Did you ever want to take a paper document and put it into the database as a pre-defined thing?
This could be a PO, Sales Order, Invoice, Receipt, Bill of Lading … etc.
Thought I would post something I just built as a test prior to developing a feature for my app.
Basically, I wanted to take a paper document and create a thing out of it. In my use case, I created an Invoice from an image of a real invoice including hand-written text.
This uses ChatGPT’s /vision endpoint which you can find here.
This tool inputs a Base64 encoded string of the image and sends it to ChatGPT’s /vision endpoint (see docs above). The API call also includes a prompt to ask ChatGPT to look at the invoice and gather data and put it into a JSON script using parameters which match fields in my database.
The API call returns a JSON script that is then sent to a backend worflow that I exposed as an API endpoint. The backend workflow first creates the header of the invoice and then it loops over the lines (which are imbedded in the JSON payload as an array called invoiceLines). This is done using “run wf on a list”. Finally, I add each line to the header that was just created.
The result is a new invoice. It works nearly flawlessly. Sometimes it gets a few things wrong but can easily be edited. I haven’t played with fine tuning the prompt. I’m tempted to make a plugin out of it!

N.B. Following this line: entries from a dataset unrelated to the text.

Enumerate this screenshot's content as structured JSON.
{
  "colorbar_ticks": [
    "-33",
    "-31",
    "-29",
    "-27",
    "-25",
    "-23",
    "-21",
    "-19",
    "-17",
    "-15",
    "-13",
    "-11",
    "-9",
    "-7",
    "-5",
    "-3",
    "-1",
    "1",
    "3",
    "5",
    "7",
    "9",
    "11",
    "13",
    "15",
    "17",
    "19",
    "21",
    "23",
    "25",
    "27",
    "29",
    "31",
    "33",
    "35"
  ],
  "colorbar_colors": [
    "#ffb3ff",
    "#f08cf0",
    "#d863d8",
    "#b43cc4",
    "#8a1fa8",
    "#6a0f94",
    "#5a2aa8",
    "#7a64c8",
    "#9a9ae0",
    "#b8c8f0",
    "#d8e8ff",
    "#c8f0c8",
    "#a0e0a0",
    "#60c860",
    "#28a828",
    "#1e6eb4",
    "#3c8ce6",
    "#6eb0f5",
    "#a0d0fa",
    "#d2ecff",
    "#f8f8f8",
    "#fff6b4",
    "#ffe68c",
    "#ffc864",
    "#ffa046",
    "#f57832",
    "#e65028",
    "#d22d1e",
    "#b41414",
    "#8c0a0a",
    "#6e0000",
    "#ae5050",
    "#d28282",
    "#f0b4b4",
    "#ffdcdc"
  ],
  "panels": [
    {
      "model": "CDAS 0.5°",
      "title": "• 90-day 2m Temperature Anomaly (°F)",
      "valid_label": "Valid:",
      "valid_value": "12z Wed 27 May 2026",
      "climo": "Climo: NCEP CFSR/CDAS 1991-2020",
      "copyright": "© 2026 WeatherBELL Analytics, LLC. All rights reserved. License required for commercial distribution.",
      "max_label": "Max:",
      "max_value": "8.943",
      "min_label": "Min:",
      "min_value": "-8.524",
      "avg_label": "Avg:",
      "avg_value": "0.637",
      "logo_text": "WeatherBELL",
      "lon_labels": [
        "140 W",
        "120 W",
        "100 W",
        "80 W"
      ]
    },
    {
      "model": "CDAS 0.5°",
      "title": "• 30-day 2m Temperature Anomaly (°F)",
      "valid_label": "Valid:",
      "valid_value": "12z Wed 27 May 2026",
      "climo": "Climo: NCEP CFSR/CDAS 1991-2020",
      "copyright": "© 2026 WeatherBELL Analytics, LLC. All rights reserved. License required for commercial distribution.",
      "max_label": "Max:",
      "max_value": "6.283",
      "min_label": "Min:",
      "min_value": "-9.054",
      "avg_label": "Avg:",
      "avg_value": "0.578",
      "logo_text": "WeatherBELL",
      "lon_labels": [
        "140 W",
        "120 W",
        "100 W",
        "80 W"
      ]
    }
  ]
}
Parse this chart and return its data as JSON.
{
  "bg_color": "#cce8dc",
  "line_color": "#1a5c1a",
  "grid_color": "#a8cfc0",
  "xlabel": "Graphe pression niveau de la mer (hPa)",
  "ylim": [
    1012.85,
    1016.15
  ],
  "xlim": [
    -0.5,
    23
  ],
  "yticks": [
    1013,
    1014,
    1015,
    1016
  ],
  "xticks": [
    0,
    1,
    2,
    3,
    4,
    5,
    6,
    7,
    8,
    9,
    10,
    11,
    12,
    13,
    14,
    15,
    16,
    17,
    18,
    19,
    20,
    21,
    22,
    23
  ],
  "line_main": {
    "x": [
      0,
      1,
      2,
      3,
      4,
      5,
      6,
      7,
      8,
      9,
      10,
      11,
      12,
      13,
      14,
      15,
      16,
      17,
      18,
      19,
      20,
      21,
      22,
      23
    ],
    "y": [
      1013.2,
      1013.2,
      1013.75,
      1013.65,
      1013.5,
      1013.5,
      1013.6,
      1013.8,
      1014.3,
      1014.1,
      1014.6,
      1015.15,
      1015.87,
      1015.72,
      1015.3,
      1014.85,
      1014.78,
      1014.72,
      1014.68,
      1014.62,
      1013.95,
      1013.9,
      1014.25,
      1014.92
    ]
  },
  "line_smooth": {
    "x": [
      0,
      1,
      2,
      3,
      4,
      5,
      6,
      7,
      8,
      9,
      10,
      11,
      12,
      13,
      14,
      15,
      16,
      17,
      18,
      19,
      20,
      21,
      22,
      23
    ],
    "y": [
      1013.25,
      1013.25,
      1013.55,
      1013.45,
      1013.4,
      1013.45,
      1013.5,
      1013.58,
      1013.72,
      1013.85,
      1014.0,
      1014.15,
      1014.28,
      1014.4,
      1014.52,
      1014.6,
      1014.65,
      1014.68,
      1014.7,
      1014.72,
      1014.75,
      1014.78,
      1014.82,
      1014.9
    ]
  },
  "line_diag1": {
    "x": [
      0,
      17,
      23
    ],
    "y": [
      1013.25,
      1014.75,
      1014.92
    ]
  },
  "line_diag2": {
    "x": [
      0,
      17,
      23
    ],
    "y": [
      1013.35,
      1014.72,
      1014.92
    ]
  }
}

PLEASE NOTE: The reason the Bill To customer is Denton’s Auto Repair is because the user belongs to that organization. As this is a test, I’m not interested in that part of it because I’m assuming the person uploading the invoice is uploading it because it is one of his company’s suppliers.
The world didn’t wait for ChatGPT to process those document types to return normalized values…
Specialized OCR services such as Azure, AWS or GCP are all available on the plugin marketplace, notwithstanding the cost per page being in magnitude lower.
If the only tool you have is a , it is tempting to treat everything as if it were a nail.
Obviously you have a horse in the race. Well firstly, I never suggested this was the only way to get an invoice in the system. Even quickbooks has that! Only suggesting that it was another way and that this is only step 1 in a number of other accounting processes - like intelligent 3-way match for example.
If we only replied with the standard option in this community, we might not explore new boundaries or learn new things. So please try and be more positive about other people’s work.
The nice thing about being open-minded is that it can lead to solving other problems that were never even considered with the original and constrained approach.
The interesting thing about this method is that a) it is unconstrained - meaning, it can see other things on the page and is not limited to a specific output, and b) it allows you do do all sorts of fine tuning - can customize the recognition and manipulate it using only plain english or any other language and c) you can have it invoke another wf automatically to look something up (like a supplier name or PO number - something that’s useful for an accounting control called “3-way-matching”) - all without even having to do something with a constrained text result and, d) it automatically formats it into JSON (something your method does not do) amongst other things.
How does your solution look up the supplier and decide whether it is already in the db or not? Or how does it know to look up part numbers and ensure that they match? AI can string together multi-agents which can perform other tasks for a complex outcome - like a human might.
Can you post a video of your solution working on the invoice with the hand-written text? I’d be very interested to see it in operation.